Some background...
In the olden days, there was a 1:1 relationship between web servers and IP addresses. So you typed foo.example.com into your web browser. It looked in DNS and got the address 12.34.56.78, then made a connection to that address to retrieve the page. The server might have been a machine with that IP address hosting a single web site. Or it could have several IP addresses and be hosting multiple sites, and knew which one was being requested by the destination IP address (
IP-based virtual hosting).
People soon realized that we'd quickly burn through the available IPv4 space if we gave each site its own address. Thus,
name-based virtual hosting was born. The only gotcha is that the browser had to have support - it indicates which site it's trying to reach by sending the "Host: foo.example.com" line as sweh suggests.
Nowadays, all browsers have such support, so name-based virtual hosting is the standard setup for any machine running multiple sites.
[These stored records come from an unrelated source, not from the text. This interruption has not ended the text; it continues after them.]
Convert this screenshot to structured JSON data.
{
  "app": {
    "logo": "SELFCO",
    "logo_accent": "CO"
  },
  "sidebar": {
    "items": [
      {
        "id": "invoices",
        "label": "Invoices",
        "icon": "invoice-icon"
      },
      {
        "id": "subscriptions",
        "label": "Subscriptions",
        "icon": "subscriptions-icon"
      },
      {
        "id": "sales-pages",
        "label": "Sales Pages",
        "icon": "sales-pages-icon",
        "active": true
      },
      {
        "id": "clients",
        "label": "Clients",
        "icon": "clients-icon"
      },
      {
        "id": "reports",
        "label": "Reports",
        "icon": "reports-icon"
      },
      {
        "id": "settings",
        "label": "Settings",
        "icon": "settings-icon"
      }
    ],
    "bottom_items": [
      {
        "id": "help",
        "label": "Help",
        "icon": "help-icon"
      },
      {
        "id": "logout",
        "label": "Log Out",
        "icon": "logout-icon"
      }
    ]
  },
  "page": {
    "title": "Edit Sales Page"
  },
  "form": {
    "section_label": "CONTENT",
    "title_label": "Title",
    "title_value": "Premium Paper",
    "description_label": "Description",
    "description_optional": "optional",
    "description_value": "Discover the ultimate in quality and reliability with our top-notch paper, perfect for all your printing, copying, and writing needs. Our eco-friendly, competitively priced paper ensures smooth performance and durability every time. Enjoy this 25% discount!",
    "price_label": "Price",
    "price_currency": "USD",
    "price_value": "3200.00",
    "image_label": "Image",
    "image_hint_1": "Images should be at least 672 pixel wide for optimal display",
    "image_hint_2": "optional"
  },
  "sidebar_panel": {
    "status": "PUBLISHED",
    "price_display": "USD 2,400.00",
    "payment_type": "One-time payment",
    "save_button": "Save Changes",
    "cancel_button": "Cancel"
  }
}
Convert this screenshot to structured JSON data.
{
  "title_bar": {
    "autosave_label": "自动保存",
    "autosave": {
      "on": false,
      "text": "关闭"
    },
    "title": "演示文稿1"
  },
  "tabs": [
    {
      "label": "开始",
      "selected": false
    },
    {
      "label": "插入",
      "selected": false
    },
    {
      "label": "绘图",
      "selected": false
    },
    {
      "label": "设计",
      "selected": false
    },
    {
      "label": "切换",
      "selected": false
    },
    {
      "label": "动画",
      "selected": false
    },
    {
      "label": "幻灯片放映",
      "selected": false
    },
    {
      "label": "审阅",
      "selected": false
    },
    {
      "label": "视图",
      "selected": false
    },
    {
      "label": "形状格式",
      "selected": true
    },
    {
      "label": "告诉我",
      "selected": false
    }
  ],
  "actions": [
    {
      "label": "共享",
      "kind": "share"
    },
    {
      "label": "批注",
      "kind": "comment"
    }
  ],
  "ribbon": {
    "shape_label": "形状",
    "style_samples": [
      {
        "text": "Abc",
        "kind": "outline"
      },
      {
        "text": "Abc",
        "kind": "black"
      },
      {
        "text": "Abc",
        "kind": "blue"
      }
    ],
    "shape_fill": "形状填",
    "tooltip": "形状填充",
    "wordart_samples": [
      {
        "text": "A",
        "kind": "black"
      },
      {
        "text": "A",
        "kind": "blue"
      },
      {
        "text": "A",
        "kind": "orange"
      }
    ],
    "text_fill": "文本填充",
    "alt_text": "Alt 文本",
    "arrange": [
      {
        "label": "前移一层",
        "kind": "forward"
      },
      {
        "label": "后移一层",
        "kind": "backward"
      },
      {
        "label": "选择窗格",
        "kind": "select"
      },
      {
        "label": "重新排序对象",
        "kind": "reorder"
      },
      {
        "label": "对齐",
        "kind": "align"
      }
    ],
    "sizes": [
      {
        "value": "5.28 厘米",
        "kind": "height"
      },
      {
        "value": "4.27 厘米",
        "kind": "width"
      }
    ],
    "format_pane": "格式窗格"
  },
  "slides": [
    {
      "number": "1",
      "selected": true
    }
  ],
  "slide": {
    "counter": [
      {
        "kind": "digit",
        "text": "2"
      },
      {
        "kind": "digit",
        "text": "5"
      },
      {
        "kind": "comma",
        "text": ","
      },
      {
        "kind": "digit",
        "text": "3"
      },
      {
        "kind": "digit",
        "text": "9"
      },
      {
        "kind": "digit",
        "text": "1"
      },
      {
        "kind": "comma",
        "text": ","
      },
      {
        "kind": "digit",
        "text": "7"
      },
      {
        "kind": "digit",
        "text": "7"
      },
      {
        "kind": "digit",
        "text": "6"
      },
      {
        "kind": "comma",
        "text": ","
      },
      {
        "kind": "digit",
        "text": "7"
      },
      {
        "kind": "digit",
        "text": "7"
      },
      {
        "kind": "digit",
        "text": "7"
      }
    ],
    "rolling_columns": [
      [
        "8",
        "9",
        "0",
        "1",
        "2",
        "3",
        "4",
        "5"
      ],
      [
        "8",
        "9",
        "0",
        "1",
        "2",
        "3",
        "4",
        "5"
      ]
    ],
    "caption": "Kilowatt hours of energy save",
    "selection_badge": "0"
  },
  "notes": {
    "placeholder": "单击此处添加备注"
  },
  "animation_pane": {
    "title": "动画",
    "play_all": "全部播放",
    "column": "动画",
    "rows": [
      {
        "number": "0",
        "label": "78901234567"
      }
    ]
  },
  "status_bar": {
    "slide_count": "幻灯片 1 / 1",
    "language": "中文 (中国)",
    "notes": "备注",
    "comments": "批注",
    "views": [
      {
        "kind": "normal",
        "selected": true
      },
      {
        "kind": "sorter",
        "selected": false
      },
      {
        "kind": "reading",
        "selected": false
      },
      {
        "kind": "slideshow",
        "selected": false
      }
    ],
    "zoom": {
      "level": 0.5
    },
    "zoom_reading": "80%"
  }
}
But if you type an IP address into your browser, it doesn't know which host you want, so you'll get whatever the web server considers to be the "default" site.
On to your questions...
sweh was describing a way that you can directly interact with a web server. It's possible with PuTTY, assuming your version supports the Telnet connection type.
The line that you add to your hosts file should read:
Code:
12.34.56.78 webstrider.com
using your Linode's real IP address, of course. I don't know if anything special is needed on Windows to get it to recognize the change; you might find some answers on a Windows-specific forum.
You would create a DNS entry for dev.webstrider.com on your current DNS provider, which looks to be Cloudflare.
But it sounds like you need to get the PHP issue sorted out first. I'm not familiar with Nginx so can't help you there.